Areas with the lower median income, a greater percentage of individuals who identify as non-white and/or Hispanic/Latino, a greater percentage of essential workers, and a greater percentage of healthcare workers had more subway use during the pandemic. The positive associations between subway use and median income, and between subway use and percent non-white and/or Hispanic/Latino do not remain when adjusted for the percent of essential workers. This suggests essential work is what drives subway use in lower SES zip codes and communities of color. Increased subway use was associated with a higher rate of COVID-19 cases per 100,000 population when adjusted for testing effort (aRR=1.11; 95% CI: 1.03 - 1.19), but this association was weaker once we adjusted for median income (aRR=1.06; 95% CI: 1.00 - 1.12). All sociodemographic variables were significantly associated with the rate of positive cases per 100,000 population when adjusting for testing effort (except percent uninsured) and adjusting for both income and testing effort. The risk factor with the strongest association with COVID-19 was the percent of individuals in essential work (aRR = 1.59, 95% CI: 1.36 - 1.86). We found that subway use declined prior to any executive order, and there was an estimated 28-day lag between the onset of reduced subway use and the end of the exponential growth period of SARS-CoV-2 within New York City boroughs.

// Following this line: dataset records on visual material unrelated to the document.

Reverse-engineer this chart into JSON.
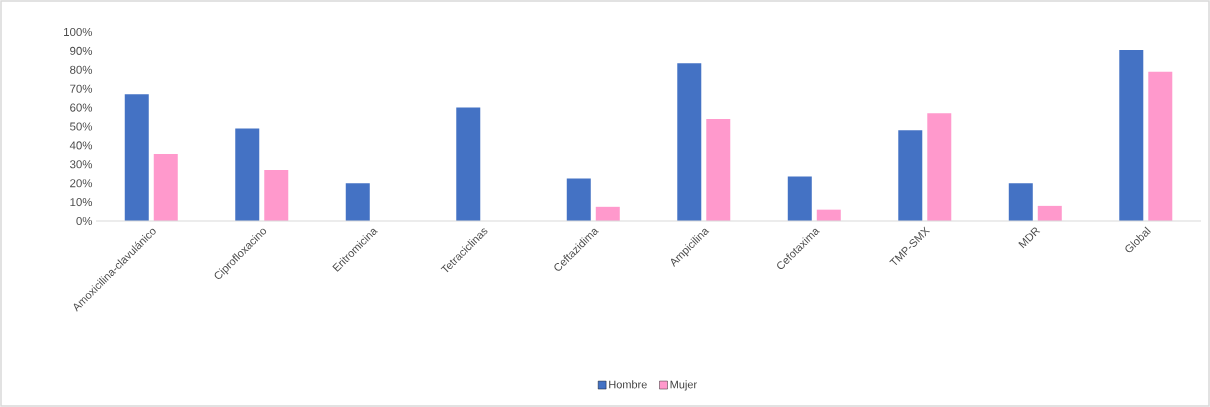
{
  "chart_data": {
    "type": "bar",
    "categories": [
      "Amoxicilina-clavulánico",
      "Ciprofloxacino",
      "Eritromicina",
      "Tetraciclinas",
      "Ceftazidima",
      "Ampicilina",
      "Cefotaxima",
      "TMP-SMX",
      "MDR",
      "Global"
    ],
    "series": [
      {
        "name": "Hombre",
        "color": "#4472c4",
        "values": [
          67,
          49,
          20,
          60,
          22.5,
          83.5,
          23.5,
          48,
          20,
          90.5
        ]
      },
      {
        "name": "Mujer",
        "color": "#ff99cc",
        "values": [
          35.5,
          27,
          0,
          0,
          7.5,
          54,
          6,
          57,
          8,
          79
        ]
      }
    ],
    "ylim": [
      0,
      100
    ],
    "yticks": [
      {
        "value": 0,
        "label": "0%"
      },
      {
        "value": 10,
        "label": "10%"
      },
      {
        "value": 20,
        "label": "20%"
      },
      {
        "value": 30,
        "label": "30%"
      },
      {
        "value": 40,
        "label": "40%"
      },
      {
        "value": 50,
        "label": "50%"
      },
      {
        "value": 60,
        "label": "60%"
      },
      {
        "value": 70,
        "label": "70%"
      },
      {
        "value": 80,
        "label": "80%"
      },
      {
        "value": 90,
        "label": "90%"
      },
      {
        "value": 100,
        "label": "100%"
      }
    ],
    "legend": "bottom"
  }
}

The United States CDC has reported that racial and ethnic disparities in the COVID-19 pandemic may in part be due to socioeconomic disadvantages that require individuals to continue to work outside their home and a lack of paid sick leave. However, data-driven analyses of the socioeconomic determinants of COVID-19 burden are still needed. Using data from New York City (NYC), we aimed to determine how socioeconomic factors impact human mobility and COVID-19 burden. Methods/Summary: New York City has a large amount of heterogeneity in socioeconomic status (SES) and demographics among neighborhoods. We used this heterogeneity to conduct a cross-sectional spatial analysis of the associations between human mobility (i.e., subway ridership), sociodemographic factors, and COVID-19 incidence as of April 26, 2020. We also conducted a secondary analysis of NYC boroughs (which are equivalent to counties in the city) to assess the relationship between the decline in subway use and the time it took for each borough to end the exponential growth period of COVID-19 cases.
Our results suggest that the ability to stay home during the pandemic has been constrained by SES and work circumstances. Poorer neighborhoods are not afforded the same reductions in mobility as their richer counterparts. Furthermore, lower SES neighborhoods have higher disease burdens, which may be due to inequities in ability to shelter-in-place, and/or due to the plethora of other existing health disparities that increase vulnerability to COVID-19. Furthermore, the extended lag time between the dramatic fall in subway ridership and the end of the exponential growth phase for COVID-19 cases is important for future policy, because it demonstrates that if there is a resurgence, and stay-at-home orders are re-issued, then cities can expect to wait a month before reported cases will plateau.